Вазиха пожала плечами:

— Наверно, к Битюгу подходит.

— Говорят, Сухэ тут всю зиму простоял. Он из вашего рода?

— Нет.

— Он не кочует?

— Как же не кочует! — фыркнула Вазиха. — Только мы своим трудом живём — скот пасём, а Сухэ разбойничает. К чему ему баранов да лошадей водить? Таких грабителей, как он, меньшинство, а обвиняют в этом всех татар. Но ведь в его шайке и русские есть!

Купец поморщился:

— Ладно-ладно. Вы с Аристархом собирайтесь, а я с князем попрощаюсь.

Поднялся по ступенькам избы-«терема», постучался.

— Входи, открыто, — услышал из-за двери и шагнул через порог.

Князь был не один: на лавке сидели Тяпка, Порфирий Пантелеевич, Рус и Кезинер. Прокоп тоже присел с краю.

— Молодец, что пришёл, Прокоп Селянинович, — кивнул князь. — А мы тут как раз думаем о грядущем лете, летом-то воевать сподручней.

— Ох, непосильную ношу на плечи свои возлагаете, — покачал головой купец. — Ну раз пощипать, ну два, а всерьёз воевать с татарами — это обрекать себя на верную гибель.

— А мы и так уже погибшие, — возразил князь. — Что нам терять? Княжество? Так его, считай, нету. Но терзать врага нам никто запретить не может. Мы народ вольный: ни городов, ни сел, ни подданных. Только леса воронежские и остались да родимая земля нашего любимого Черлёного Яра!

— Это, конечно, верно, — осторожно согласился Прокоп. — В чащобе татарин не боец, Вагиза вон враз отвадили по лесам шляться. Говорят, с тех пор носа из Ельца не кажет. Но я, княже... Я, собственно, не за этим пришёл.

— А за чем?

— Ну, ты же знаешь, мы с Аристархом и внучкой должны в степь сходить.

— Опасное дело, — вздохнул Даниил. — Втроём-то? У нас же почти две сотни казаков. Скоро в степь пойдём и заодно твою дочку поищем.

— Нет, княже, больно шумна ваша затея, — возразил Прокоп Селянинович. — Мы вчетвером по степи незаметно проскачем.

— А четвёртый кто?

— Епифан.

— Ну смотри, Прокоп Селянинович, как бы не угодить вам с Аристархом и Епифаном к фрягам на галеры.

— На всё Божья воля, княже.

— Ладно, собирайся, мы тебя потом проводим.

Прокоп Селянинович ушёл, и разговор продолжился.

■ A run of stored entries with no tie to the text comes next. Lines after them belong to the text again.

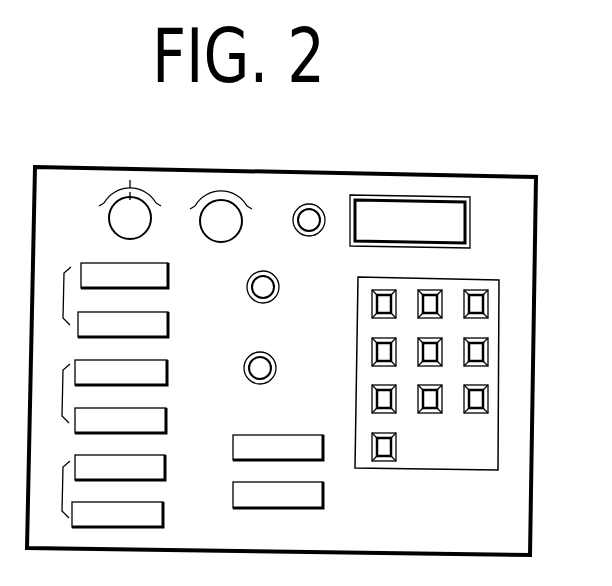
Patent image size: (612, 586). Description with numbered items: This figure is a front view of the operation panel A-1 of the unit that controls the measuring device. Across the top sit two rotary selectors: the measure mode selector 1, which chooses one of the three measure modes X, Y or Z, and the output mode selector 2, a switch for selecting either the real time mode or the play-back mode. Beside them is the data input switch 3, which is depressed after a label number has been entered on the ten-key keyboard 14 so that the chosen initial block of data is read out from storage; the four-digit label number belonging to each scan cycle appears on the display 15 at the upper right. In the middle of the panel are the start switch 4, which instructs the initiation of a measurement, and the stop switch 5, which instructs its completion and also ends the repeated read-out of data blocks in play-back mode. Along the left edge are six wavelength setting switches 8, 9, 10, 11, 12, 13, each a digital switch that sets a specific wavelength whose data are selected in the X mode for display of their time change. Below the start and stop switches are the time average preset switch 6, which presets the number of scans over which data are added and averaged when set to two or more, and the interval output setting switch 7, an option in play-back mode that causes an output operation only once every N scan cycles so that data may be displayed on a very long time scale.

The operation panel A-1 is at (399, 175).
The measure mode selector 1 is at (142, 220).
The output mode selector 2 is at (236, 226).
The data input switch 3 is at (312, 236).
The start switch 4 is at (248, 286).
The stop switch 5 is at (245, 368).
The time average preset switch 6 is at (278, 447).
The interval output setting switch 7 is at (278, 495).
The wavelength setting switch 8 is at (115, 294).
The wavelength setting switch 9 is at (123, 324).
The wavelength setting switch 10 is at (114, 391).
The wavelength setting switch 11 is at (120, 420).
The wavelength setting switch 12 is at (113, 486).
The wavelength setting switch 13 is at (117, 514).
The ten-key keyboard 14 is at (440, 463).
The display 15 is at (457, 216).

— Первая наша сотня, — сказал Даниил, — будет под началом Тяпки, а вторая — Порфирия Пантелеевича. Сотни же надо разбить на десятки и каждому дать десятника-атамана.

— Как у татар? — хмыкнул Тяпка.

— А чем плохо?

— Да ничем, — пожал плечами Тяпка.

— У нас нет пешего строя, одни конные, — продолжал князь. — И конница наша должна быть быстра, дисциплинированна и хитра, как татарская, коли хотим успешно противостоять им. Внезапно напали, уничтожили врага, забрали добычу и скрылись в лесу. Каждый казак чтоб знал своё место и в бою, и в походе.

— А где двадцать толковых десятников взять? — засомневался Рус. — Тем более что Аристарх с Епифаном уходят.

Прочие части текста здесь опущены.